Former Jakarta governor to appeal blasphemy decision in Indonesia's Supreme Court

The guilty verdict of an Islamist found to have tampered with video footage of a speech given by former Jakarta governor known as “Ahok” is being used to petition Indonesia’s top court to overturn Ahok’s blasphemy conviction.

Former Jakarta governor Basuki “Ahok” Tjahaja Purnama was sentenced to two years in prison last May after several conservative Islamic groups filed a case against him claiming he had insulted the Koran in a statement he made on his re-election campaign trail.

In November last year, Buni Yani, a communications lecturer and Islamist, was found guilty of tampering with video footage of Ahok’s speech, to make his comments about the Koran appear more inflammatory. Ahok is a Christian and ethnically Chinese, popular among moderate Muslims, but some of his decisions have earned him some enemies, particularly among hard-line Muslims from the Islamic Defenders Front (FPI).
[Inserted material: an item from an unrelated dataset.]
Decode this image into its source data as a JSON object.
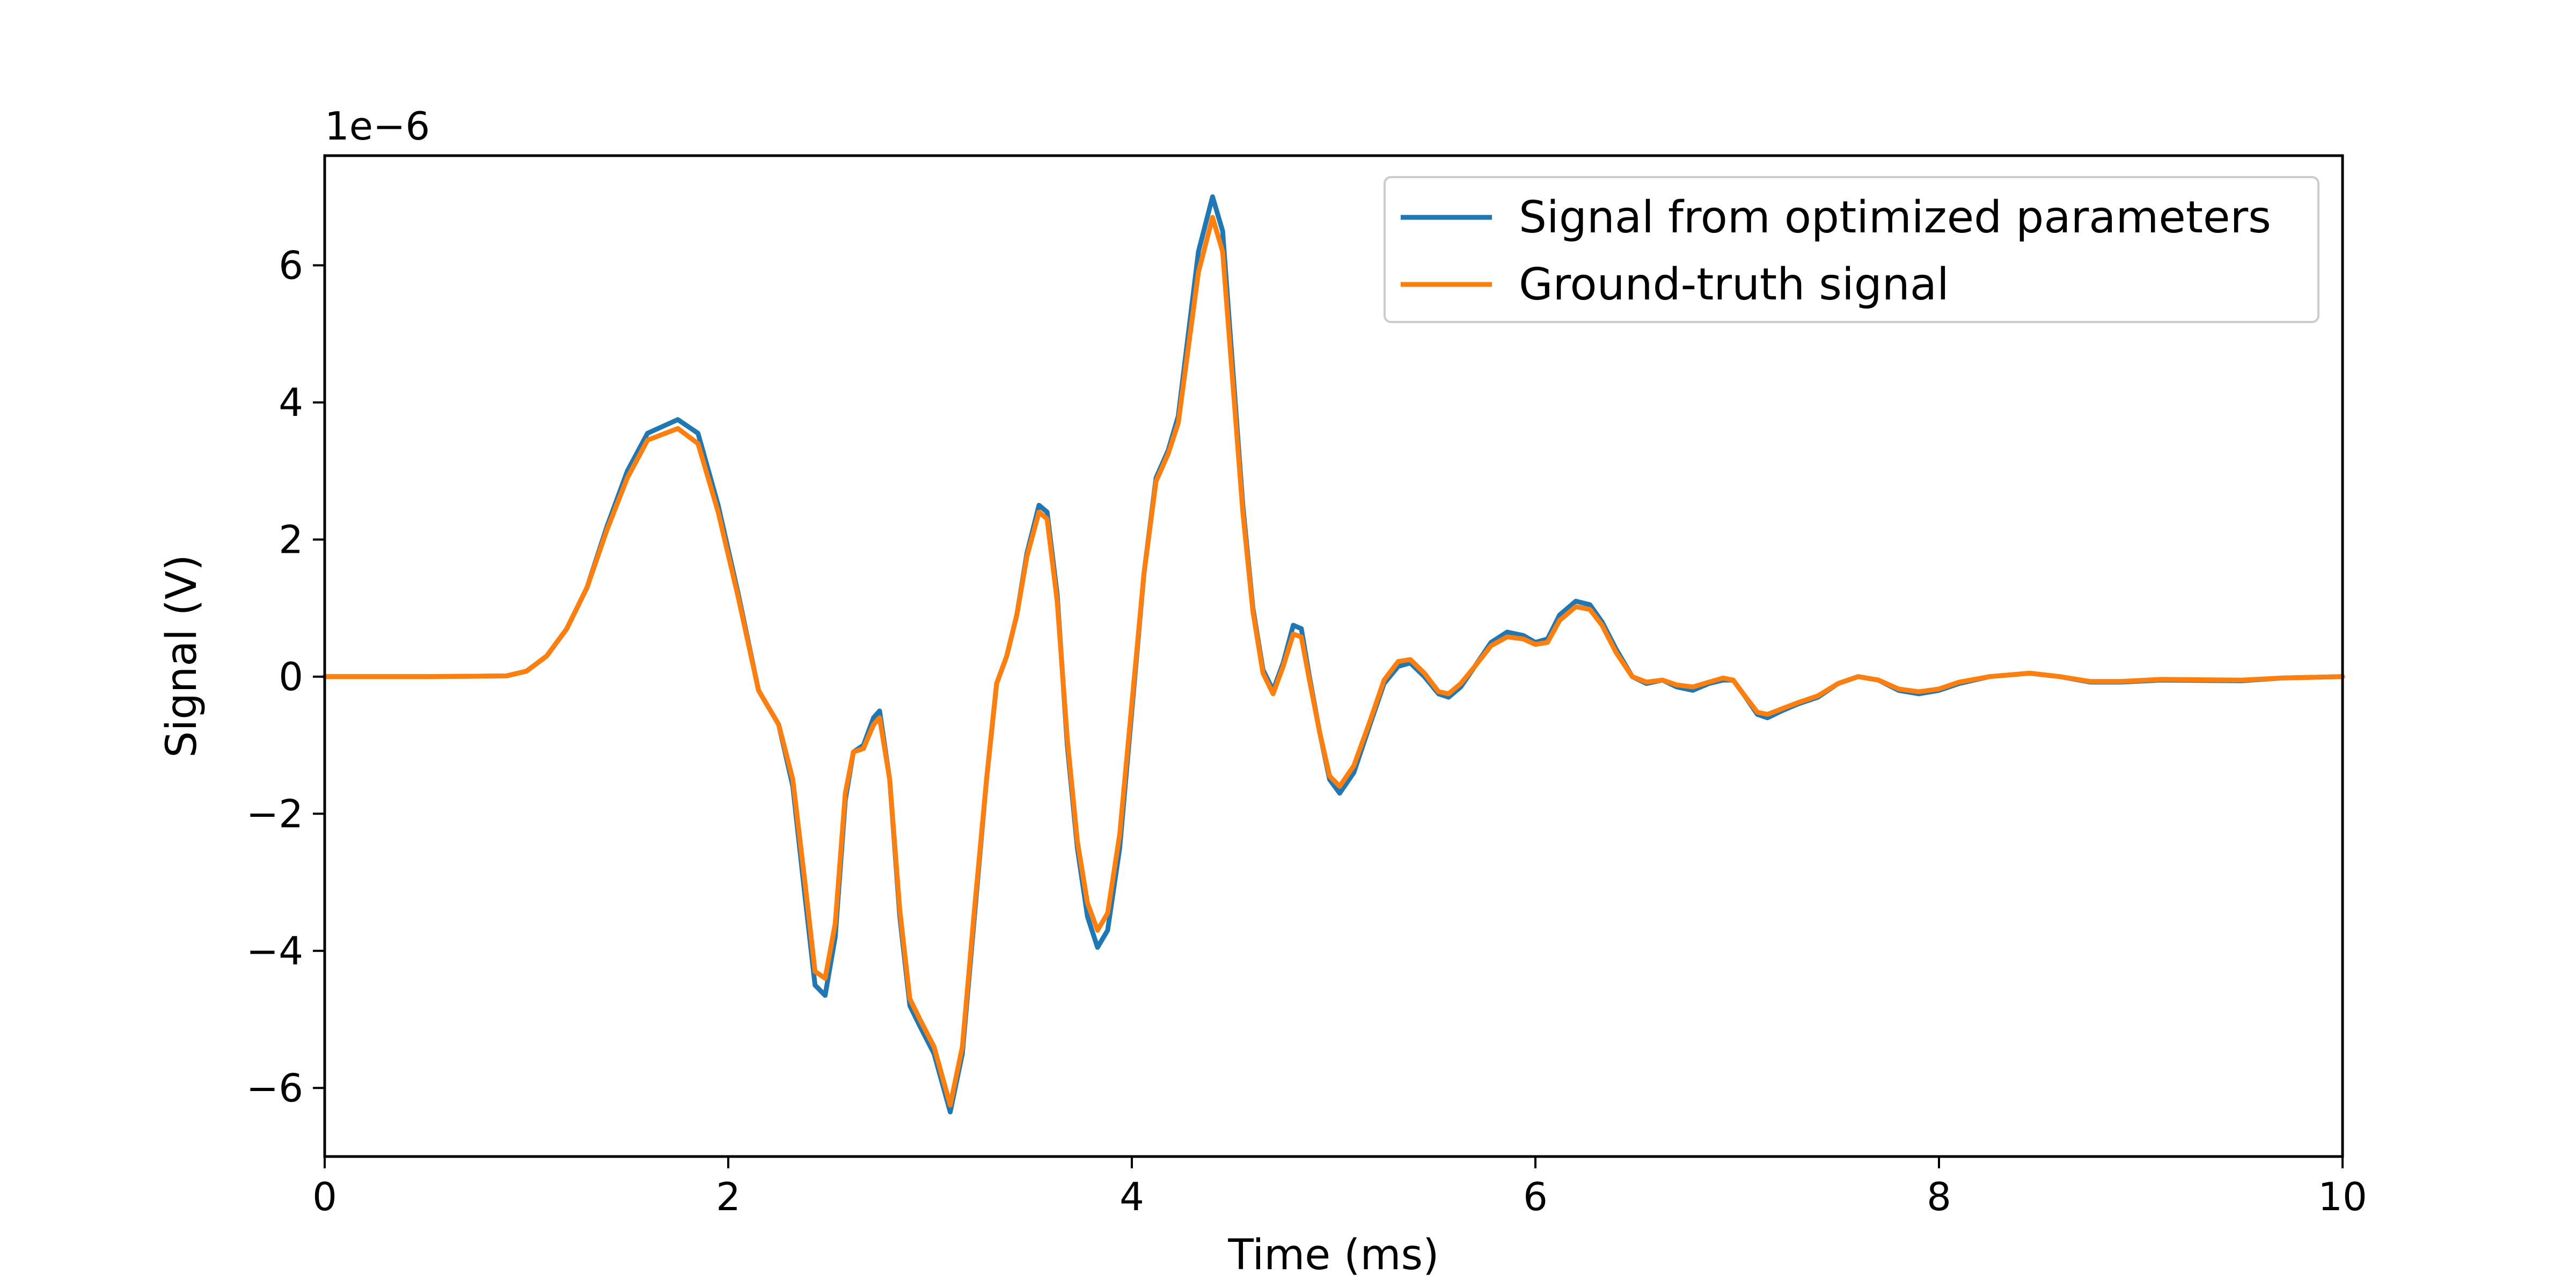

The FPI declared that no Muslim should vote for him based on the Qur’anic verse Q.5:51. In response to the allegations, Ahok said that his opponents had deceived voters by attacking him using a verse from the Koran.

Ahok’s sister and lawyer Fifi Lety Indra said this week that the guilty verdict against Buni Yani regarding the video tampering was the basis for Ahok’s case review request.

Another of Ahok’s lawyers, I Wayan Sudirta told The Australian that Ahok had chosen not to seek a review of his case directly after the conviction of Buni Yani in November.

“He was sure that filing an appeal then would only aggravate the situation. He is a very (calculating) man. He knew that filing a case review when the time is right was the better option,” he said.

Commentators pointed to Ahok’s blasphemy case as a sign of the growing tide of religious intolerance in Indonesia, which has the largest Sunni Muslim population in the world. Hundreds of thousands of Indonesians took to the streets in protest, calling for Ahok’s arrest, after footage of his speech which included the statement about the Koran went viral on YouTube. According to Al Jazeera, the protests were some of the largest Indonesia has ever seen.